Recession fears are on the rise this year, according to the results of a survey conducted by Natixis Investment Managers.
The survey sought responses from 34 market strategists, portfolio managers, research analysts and economists at Natixis Investment Managers, including 27 representatives from 15 of Natixis’ affiliated investment managers.
Of the 34 strategists, 24% of them believe that a recession is “inevitable” in the second half of 2022, while 64% believe that it is a “distinct possibility”.
In addition, the survey shows that 90% — or nine in 10 strategists – believe that central banks’ policies will be the biggest market driver over the next six months.
Recession was also seen as the second highest market risk for the second half of this year, with 64% of strategies ranking it as a top risk.
“Policy makers have many tools at their disposal to address inflation and given the challenge of achieving the right timing for policy implementation, the margin for error is slim,” says Natixis in a statement released on July 20.
“For many the question remains as to whether these efforts will thwart inflation, trigger a recession that could last two to three quarters, or result in stagflation that lasts for years. With all the possible outcomes, no wonder more than half (55%) of those surveyed also cite a central bank error as a key risk,” it adds.
Mabrouk Chetouane, head of global market strategy at Natixis Investment Managers Solutions, says recession is casting a “long shadow” over the markets.

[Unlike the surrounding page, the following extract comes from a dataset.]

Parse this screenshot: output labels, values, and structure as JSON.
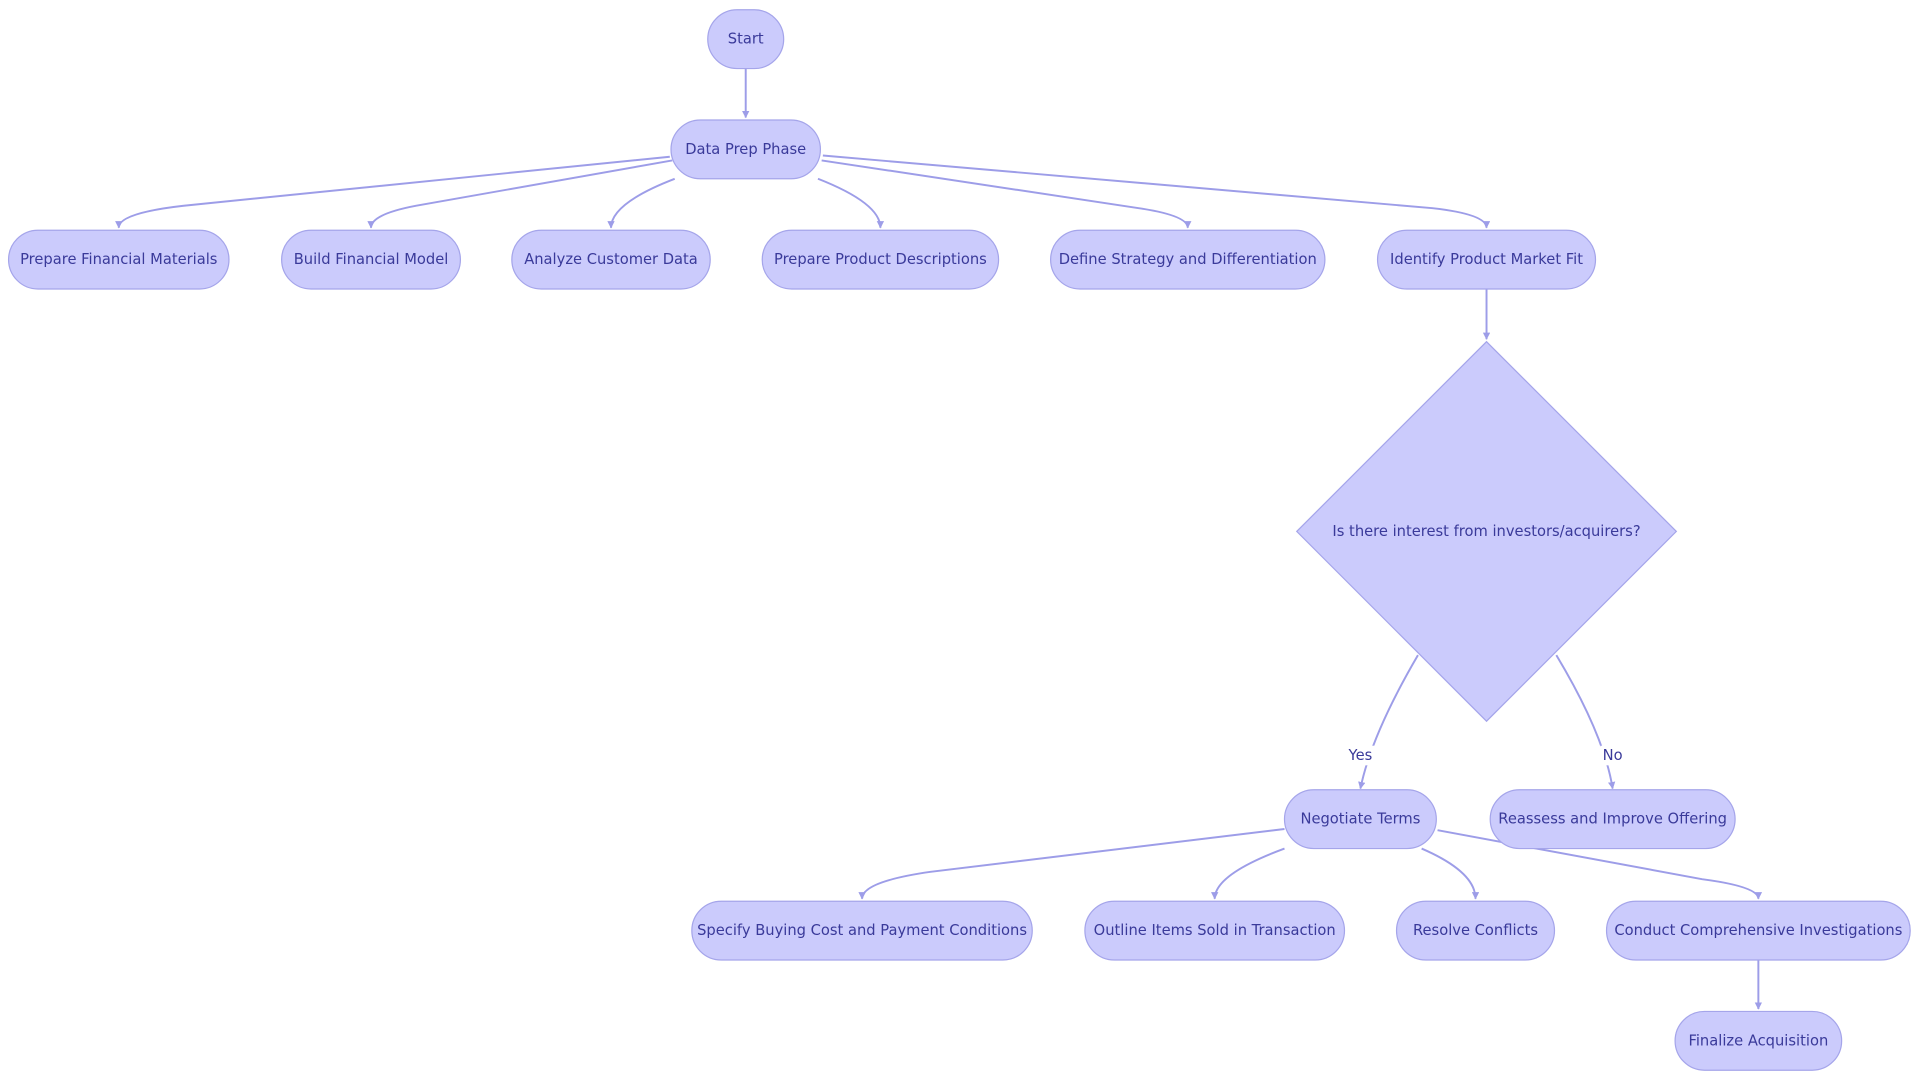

“But in some ways the only way out of this inflationary environment is for central banks to trigger this recession. Then we’ll come out on the other side of the inflationary shock, and the markets could then rebound,” he adds.

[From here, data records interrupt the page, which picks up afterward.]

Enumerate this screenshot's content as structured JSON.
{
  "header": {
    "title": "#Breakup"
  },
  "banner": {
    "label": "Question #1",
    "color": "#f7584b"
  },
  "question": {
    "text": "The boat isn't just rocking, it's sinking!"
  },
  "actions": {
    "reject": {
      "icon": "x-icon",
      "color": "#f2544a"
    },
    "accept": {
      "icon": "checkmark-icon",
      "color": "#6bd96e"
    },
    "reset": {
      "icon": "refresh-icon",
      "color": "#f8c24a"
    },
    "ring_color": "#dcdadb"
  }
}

Inflation seen as top market risk
Inflation was seen as the top market risk with 70% of strategists ranking inflation as the biggest market risk for the second half of this year.
Even if inflation has tapered slightly from its highs, 36% of respondents have set the level of market risk due to inflation as a 10 out of 10.
Central banks also play a key role in inflation with 52% of strategists citing central banks’ policy decisions as a “key inflation driver”.
Another 46% also believe that the supply chain issues that helped drive inflation early in the pandemic will continue to do so through year-end.
That said, less than 25% — or less than one in four — strategists believe inflation will remain persistently high.
Geopolitics, war and oil seen as key risk considerations
Beyond inflation and the possibility of a global recession, the strategists see the potential for world events such as the Russo-Ukraine war as key risk considerations.
Around 65% of strategists surveyed have placed geopolitics as a top risk and as an offshoot, nearly half – or 47% — of those surveyed see energy prices as a significant risk for markets in the 2H2022.
Nearly half of the strategists – or 49% — say they anticipate the West Texas Intermediate crude to end 2022 somewhere in the range of US$100 ($139.32) to US$125.
And while there is still 15% who believe prices will rise past the US$125 mark, the larger number (33%) forecast that prices will drop between US$85 to US$100.
In addition to the survey, the strategists polled believe that value stocks will continue to shine.
Value stocks have outperformed out of the pandemic-driven disruptions. Low rates and low volatility had provided a rising tide in which most stocks excelled over the past decade. As a result, it was harder to find underpriced stocks, says Natixis.
Around 58% believe that the run will be extended for at least a few more months while 24% think value will be on top for a few more years. Another 19% think the value trend has already run its course.
“The opportunity set is shifting rapidly. The new environment is creating idiosyncratic opportunities that are more attractive investments than the broader indices. These opportunities can be found across multiple sectors,” says Chris Wallis, CEO, CIO, and senior portfolio manager, Vaughan Nelson Investment Management.
In bond markets, yields are now at 2.975% as at June 30, in which 73% of strategists believe there will be more increases from central banks.
Another 36% believe US Treasuries will finish the year somewhere between 3% and 3.5%. The same number anticipates even more hikes and forecast rates reaching above 3.5% by year’s end.
Summing up the report, strategists see a world that has changed dramatically in the past six months.
“After a decade in which the easy money provided by quantitative easing, low rates, and low inflation propelled markets to positive gains in seven out of ten years, the world is moving on,” says Natixis.
Katy Kaminski, chief research strategist and portfolio manager at AlphaSimplex Group LLC, one of the affiliated investment managers said that the ten years of “over-reliance” on easy money, which “led to significant outperformance for growth equities” is “over for the foreseeable future”.
“The biggest market driver at the end of 2022 will be central banks and bringing down inflation to lower the longer-term cost of capital,” she adds.